Sevimsiz günlük;
Lan aslında benim günlüğümsün nasıl sevilmez olacaksın ki? Benim gibi bir şapşiriğin günlüğü nasıl sevimsiz olabilir kardeşim? Sahip olabileceğin en tatlı, en şapşirik yazara sahipsin. Değerimi bil. Sahibini biraz daha yakından tanımak istermisin? Bende öyle düşünmüştüm.
Ben Kaan. 16 yaşındayım. Bekarım. Henüz karşıma 90,60,90 bir kız çıkmadı. İbrahim Tatlıses dinlemeyi severim. Özellikle ajdar, hastasıyım o adamın. Şarkıların sözlerindeki kafiyeler... Ulan yok böyle bişey.
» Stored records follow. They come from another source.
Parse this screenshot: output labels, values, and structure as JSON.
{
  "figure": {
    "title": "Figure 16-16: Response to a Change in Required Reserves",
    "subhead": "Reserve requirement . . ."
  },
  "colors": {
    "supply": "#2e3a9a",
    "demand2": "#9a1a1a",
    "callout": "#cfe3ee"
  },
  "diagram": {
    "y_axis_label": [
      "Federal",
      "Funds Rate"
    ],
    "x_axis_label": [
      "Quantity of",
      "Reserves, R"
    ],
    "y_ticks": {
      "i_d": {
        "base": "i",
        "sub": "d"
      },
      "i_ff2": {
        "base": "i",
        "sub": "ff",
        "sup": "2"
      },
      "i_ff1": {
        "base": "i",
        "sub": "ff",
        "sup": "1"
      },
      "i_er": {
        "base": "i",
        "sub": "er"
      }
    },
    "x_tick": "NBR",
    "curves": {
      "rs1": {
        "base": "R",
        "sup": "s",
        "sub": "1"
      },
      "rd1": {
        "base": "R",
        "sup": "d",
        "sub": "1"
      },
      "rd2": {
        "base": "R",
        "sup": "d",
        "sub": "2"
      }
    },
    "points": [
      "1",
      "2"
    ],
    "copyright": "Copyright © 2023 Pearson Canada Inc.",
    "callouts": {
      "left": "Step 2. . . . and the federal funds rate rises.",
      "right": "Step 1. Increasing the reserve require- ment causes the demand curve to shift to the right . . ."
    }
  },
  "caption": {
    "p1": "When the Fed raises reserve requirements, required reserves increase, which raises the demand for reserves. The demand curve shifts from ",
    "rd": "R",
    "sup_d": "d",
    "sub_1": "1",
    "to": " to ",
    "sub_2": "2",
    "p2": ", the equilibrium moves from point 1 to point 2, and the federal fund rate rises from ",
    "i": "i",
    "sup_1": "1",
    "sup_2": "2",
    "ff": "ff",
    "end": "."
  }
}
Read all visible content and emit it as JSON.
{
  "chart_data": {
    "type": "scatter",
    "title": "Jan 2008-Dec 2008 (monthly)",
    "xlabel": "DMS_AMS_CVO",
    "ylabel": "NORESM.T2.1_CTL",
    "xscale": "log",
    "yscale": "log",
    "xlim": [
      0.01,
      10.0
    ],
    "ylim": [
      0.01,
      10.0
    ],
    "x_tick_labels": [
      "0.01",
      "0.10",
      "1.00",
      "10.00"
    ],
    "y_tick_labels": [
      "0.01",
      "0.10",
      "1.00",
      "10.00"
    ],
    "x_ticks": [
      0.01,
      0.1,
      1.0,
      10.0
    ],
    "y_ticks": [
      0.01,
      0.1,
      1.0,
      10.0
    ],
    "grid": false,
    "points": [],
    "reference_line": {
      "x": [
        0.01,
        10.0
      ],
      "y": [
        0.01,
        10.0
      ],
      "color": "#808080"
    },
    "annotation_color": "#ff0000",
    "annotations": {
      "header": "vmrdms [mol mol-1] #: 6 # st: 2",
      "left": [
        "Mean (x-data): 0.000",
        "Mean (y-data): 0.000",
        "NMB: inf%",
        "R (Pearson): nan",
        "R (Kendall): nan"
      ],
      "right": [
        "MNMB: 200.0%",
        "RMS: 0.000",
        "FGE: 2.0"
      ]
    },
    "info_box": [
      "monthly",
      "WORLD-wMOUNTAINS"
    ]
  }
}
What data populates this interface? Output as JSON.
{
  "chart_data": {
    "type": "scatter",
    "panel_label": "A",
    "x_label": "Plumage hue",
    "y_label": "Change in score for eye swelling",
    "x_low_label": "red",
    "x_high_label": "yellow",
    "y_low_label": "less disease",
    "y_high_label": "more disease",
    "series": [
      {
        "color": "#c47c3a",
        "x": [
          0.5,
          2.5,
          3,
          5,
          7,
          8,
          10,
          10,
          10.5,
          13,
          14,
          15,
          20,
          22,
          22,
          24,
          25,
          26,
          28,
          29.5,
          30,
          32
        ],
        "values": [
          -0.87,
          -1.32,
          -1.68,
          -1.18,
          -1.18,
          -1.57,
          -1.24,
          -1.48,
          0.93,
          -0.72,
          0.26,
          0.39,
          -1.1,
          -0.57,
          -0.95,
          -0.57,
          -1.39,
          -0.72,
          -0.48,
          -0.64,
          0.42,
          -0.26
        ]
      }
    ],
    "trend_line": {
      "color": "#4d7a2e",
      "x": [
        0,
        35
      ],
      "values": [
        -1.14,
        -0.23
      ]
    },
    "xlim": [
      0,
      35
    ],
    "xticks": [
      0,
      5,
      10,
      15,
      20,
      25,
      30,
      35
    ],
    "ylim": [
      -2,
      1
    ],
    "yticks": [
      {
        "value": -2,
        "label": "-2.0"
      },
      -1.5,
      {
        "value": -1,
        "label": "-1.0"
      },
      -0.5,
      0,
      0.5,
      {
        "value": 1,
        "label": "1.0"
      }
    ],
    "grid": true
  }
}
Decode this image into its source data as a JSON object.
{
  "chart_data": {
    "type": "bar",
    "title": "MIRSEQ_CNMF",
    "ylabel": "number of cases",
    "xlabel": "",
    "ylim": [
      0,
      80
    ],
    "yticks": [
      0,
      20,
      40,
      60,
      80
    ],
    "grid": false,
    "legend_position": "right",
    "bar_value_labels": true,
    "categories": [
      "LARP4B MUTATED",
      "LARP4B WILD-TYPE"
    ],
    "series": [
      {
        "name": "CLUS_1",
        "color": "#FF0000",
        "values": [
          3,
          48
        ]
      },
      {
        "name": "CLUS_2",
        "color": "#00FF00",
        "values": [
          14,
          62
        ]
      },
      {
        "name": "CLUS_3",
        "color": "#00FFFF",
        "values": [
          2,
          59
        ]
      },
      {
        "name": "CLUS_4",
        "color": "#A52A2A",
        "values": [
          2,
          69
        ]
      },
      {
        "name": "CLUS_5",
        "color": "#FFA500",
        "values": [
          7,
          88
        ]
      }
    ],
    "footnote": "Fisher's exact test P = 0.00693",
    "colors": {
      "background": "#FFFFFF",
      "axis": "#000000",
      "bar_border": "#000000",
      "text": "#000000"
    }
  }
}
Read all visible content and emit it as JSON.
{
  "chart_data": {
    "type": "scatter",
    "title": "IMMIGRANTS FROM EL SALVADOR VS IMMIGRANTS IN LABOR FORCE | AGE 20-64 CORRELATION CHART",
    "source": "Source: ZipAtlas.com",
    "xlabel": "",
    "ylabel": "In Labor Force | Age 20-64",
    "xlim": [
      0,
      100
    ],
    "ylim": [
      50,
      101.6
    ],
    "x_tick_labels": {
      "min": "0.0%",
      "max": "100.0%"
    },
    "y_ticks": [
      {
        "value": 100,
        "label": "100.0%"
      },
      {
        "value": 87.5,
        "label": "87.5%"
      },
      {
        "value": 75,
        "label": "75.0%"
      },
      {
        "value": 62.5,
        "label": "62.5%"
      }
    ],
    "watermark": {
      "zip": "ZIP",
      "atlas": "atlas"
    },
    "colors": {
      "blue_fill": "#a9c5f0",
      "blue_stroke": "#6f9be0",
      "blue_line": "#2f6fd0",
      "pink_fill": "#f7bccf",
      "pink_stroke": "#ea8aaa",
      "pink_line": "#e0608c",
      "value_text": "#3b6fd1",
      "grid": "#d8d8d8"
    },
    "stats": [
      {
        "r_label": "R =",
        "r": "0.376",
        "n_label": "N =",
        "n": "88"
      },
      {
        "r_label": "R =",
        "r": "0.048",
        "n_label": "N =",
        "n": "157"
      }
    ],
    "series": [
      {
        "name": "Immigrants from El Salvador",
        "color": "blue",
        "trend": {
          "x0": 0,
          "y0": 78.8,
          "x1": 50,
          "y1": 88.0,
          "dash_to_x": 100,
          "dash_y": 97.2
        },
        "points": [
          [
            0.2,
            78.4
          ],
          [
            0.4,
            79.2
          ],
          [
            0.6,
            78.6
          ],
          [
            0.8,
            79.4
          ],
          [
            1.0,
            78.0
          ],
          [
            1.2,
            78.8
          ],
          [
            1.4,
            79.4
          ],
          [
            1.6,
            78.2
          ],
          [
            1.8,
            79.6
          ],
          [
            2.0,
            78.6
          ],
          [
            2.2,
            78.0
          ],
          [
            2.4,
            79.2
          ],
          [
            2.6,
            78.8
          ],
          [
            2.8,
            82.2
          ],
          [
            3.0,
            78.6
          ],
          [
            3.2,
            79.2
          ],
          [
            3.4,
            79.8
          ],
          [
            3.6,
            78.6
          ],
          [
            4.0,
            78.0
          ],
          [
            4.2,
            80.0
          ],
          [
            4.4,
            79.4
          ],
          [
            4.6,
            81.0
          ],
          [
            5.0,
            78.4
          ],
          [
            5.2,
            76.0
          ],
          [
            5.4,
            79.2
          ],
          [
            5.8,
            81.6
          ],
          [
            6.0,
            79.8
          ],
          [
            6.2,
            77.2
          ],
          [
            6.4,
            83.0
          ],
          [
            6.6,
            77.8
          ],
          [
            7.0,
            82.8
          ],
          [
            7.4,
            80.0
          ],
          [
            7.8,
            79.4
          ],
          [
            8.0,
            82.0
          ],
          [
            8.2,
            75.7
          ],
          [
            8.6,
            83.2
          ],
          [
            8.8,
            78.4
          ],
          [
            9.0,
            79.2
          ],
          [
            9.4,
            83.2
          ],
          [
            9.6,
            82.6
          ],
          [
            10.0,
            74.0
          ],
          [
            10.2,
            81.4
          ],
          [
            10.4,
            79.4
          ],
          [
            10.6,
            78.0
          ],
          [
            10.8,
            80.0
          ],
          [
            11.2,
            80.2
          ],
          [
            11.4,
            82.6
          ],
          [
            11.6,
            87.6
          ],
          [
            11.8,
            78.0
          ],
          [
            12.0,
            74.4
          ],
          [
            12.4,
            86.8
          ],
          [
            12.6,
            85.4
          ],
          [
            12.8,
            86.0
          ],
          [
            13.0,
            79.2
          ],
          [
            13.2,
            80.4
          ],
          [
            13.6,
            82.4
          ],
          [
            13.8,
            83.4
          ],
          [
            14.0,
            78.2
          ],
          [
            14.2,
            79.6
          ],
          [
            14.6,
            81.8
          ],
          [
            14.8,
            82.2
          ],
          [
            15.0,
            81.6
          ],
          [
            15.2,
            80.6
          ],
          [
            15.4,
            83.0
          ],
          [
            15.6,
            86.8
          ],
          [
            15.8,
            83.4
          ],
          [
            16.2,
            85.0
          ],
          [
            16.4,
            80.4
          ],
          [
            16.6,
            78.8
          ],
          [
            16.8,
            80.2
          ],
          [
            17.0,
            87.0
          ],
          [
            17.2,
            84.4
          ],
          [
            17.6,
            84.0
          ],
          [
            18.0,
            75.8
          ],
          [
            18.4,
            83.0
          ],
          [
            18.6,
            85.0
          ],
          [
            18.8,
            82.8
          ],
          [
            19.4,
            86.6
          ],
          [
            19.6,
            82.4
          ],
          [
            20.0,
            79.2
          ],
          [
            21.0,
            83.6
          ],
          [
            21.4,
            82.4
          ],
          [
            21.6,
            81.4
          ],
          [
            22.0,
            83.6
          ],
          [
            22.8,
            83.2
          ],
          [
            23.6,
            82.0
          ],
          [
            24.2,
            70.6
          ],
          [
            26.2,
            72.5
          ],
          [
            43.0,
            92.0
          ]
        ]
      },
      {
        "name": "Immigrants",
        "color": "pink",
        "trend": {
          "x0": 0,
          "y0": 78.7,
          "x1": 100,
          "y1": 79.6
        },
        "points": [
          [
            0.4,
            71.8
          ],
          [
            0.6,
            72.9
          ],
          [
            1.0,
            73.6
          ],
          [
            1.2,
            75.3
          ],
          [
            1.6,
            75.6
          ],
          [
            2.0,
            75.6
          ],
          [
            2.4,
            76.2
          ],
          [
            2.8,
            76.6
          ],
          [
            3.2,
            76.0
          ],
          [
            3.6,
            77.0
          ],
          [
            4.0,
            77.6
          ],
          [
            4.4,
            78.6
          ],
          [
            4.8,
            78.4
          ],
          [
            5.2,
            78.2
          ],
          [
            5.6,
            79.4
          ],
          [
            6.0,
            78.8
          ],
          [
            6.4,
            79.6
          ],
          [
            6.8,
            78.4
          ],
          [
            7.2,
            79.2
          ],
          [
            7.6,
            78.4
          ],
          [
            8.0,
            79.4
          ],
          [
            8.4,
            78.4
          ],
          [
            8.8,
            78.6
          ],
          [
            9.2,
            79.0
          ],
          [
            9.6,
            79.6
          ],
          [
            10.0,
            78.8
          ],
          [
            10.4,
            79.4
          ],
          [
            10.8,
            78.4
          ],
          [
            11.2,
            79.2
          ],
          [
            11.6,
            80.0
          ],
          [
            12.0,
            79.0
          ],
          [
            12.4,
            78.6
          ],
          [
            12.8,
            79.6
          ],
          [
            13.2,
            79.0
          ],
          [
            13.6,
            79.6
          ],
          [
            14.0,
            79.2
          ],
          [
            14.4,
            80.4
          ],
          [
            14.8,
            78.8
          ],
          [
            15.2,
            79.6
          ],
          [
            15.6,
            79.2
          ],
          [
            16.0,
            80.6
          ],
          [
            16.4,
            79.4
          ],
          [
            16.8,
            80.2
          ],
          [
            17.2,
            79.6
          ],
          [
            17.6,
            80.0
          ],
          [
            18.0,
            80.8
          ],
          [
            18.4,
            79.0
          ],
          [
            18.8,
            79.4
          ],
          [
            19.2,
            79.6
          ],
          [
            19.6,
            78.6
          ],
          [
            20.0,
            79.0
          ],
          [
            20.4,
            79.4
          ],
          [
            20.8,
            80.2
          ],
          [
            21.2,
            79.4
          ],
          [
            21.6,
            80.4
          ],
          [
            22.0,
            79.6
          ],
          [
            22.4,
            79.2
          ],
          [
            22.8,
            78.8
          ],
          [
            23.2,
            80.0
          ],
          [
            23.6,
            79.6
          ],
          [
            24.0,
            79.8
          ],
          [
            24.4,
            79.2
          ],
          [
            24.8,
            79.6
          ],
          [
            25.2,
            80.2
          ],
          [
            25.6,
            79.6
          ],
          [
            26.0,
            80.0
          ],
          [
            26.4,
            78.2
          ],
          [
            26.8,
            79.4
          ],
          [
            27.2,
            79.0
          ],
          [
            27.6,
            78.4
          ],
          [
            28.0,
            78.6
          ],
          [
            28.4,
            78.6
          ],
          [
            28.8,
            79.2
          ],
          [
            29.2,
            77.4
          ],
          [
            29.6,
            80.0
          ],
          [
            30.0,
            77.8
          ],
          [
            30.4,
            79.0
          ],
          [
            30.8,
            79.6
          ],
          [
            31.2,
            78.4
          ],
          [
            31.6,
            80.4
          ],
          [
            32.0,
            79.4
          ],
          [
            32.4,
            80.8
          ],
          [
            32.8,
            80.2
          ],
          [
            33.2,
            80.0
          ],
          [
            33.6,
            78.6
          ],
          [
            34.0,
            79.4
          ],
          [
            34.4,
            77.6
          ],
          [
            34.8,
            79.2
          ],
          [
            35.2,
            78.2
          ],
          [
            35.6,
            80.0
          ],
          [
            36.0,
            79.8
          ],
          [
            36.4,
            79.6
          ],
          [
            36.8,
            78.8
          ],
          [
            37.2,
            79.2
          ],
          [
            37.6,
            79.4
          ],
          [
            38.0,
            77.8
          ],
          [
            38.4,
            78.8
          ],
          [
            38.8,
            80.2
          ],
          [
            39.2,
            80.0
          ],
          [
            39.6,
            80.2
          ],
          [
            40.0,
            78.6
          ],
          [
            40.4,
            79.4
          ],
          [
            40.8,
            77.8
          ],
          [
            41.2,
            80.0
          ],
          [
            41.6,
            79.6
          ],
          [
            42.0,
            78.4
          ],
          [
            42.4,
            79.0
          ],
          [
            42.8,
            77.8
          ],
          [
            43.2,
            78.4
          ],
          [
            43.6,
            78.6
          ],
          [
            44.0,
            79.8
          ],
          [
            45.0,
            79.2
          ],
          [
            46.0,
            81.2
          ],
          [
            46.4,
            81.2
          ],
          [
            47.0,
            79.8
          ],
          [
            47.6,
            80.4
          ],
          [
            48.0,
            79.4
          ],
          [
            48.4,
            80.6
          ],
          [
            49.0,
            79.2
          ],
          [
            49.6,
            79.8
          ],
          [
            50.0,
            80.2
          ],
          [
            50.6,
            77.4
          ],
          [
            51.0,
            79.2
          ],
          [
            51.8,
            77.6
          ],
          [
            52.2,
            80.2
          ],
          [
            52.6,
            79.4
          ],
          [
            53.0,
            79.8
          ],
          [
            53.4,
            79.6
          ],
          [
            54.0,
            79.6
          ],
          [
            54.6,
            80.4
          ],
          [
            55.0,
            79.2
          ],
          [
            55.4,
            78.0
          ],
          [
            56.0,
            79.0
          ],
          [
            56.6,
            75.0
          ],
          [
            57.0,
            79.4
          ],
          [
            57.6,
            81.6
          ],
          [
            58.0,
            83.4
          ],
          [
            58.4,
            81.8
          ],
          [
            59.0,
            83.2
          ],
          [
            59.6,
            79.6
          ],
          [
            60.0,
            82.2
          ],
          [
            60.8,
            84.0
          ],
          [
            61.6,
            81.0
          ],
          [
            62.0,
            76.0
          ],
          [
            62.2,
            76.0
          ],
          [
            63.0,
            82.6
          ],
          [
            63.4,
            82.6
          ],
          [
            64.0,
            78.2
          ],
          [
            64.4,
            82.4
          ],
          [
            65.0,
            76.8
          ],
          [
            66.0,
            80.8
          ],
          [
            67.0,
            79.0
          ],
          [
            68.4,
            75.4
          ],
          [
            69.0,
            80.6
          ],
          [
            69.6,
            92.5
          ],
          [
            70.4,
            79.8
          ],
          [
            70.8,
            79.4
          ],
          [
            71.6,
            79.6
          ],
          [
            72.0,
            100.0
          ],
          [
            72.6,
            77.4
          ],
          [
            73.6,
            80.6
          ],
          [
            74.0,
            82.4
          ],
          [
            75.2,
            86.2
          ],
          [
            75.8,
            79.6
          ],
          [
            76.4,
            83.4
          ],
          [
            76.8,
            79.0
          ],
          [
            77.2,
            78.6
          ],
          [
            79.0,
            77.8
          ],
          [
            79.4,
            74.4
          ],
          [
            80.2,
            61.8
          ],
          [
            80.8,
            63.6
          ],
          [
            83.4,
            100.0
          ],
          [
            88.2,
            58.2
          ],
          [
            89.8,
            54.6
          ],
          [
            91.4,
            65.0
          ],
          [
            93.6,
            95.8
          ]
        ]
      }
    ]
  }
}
Egoistin tekiyim desem yalan olmaz. Odunsal bir varlığım desem yine yalan olmaz. Hayatımın çoğunu uyuyarak geçiyorum. Çoğunu yazacağıma çocuğunu yazdım başta. Çaktırma günlük. Çocuk hiç bana göre değil ya. Aslında benden çok şapşirik bir baba olur ama yine de düşünmüyorum. Ben bu satırları yazarken... Ulan konsantre olamıyorum, düzgün şarkı bulamadım. Pek çok kız hayranım olduğu doğrudur. Erkek var mı bilmiyorum, olsa da ilgi alanıma girmiyor kendileri. Düşündümde iğrenç lan. Sırf bu düşünce için cumhurbaşkanı olur, düşünce özgürlüğünü kaldırırım. Bugün günlerden Pazartesi. Sevgili günlük, bu ''pazartesi'' kelimesinin baş harfi büyük mü oluyordu küçük mü? Küçük detaylara takılmıyoruz.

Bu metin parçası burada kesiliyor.